Human cycles: History as science
To Peter Turchin, who studies population dynamics at the University of Connecticut in Storrs, the appearance of three peaks of political instability at roughly 50-year intervals is not a coincidence. For the past 15 years, Turchin has been taking the mathematical techniques that once allowed him to track predator–prey cycles in forest ecosystems, and applying them to human history. He has analyzed historical records on economic activity, demographic trends and outbursts of violence in the United States, and has come to the conclusion that a new wave of internal strife is already on its way. The peak should occur in about 2020, he says, and will probably be at least as high as the one in around 1970. “I hope it won't be as bad as 1870,” he adds.But also see an opposing viewpoint from Maria Konnikova,
Humanities aren't a science. Stop treating them like one
Yes, we could say, we can predict this and avert that and explain this and understand that. But you know what? The cliodynamists, just like everyone else, will only know which cyclical predictions were accurate after the fact. Forgotten will be all of those that were totally wrong. And the analysts of myths only wait for the hits to make their point—but how many narratives that are obviously not based in reality have similar patterns?
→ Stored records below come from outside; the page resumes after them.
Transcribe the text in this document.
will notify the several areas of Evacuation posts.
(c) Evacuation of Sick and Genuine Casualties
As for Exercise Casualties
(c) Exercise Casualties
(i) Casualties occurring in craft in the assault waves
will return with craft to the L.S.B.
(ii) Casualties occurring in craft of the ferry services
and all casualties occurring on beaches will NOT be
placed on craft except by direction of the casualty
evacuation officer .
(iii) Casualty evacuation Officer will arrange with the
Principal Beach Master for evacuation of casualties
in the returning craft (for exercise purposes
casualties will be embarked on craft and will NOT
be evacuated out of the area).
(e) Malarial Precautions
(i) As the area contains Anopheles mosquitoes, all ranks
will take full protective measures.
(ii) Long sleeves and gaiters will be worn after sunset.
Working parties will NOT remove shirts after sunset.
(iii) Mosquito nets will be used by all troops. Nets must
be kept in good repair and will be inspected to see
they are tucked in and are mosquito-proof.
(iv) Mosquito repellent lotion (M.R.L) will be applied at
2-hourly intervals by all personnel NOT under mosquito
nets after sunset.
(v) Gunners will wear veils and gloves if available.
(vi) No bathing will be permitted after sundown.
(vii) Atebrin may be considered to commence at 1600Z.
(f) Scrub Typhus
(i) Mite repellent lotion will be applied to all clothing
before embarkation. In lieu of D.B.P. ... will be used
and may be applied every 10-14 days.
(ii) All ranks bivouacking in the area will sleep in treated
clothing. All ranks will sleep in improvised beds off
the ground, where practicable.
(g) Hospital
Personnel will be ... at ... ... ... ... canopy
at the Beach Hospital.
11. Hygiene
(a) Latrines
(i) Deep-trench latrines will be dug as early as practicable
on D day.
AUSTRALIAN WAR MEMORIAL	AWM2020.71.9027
We’re held back by those biases that plague almost all attempts to quantify the qualitative, selection on the dependent variable and post hoc hypotheses and explanations. We look at instances where the effect exists and posit a cause—and forget all the times the exact same cause led to no visible effect, or to an effect that was altogether different. It’s so easy to tell stories based on models. It’s so hard to remember that they are nothing more than stories. (It’s not just history or literature. Much of fMRI research is blamed for precisely that reason: if you don’t have an a priori hypothesis but then see something interesting, it’s all too tempting to explain its involvement after the fact and pretend that that’s what you’d meant to do all along. But the two approaches are not one and the same.)I particularly like the comparison with fMRI research.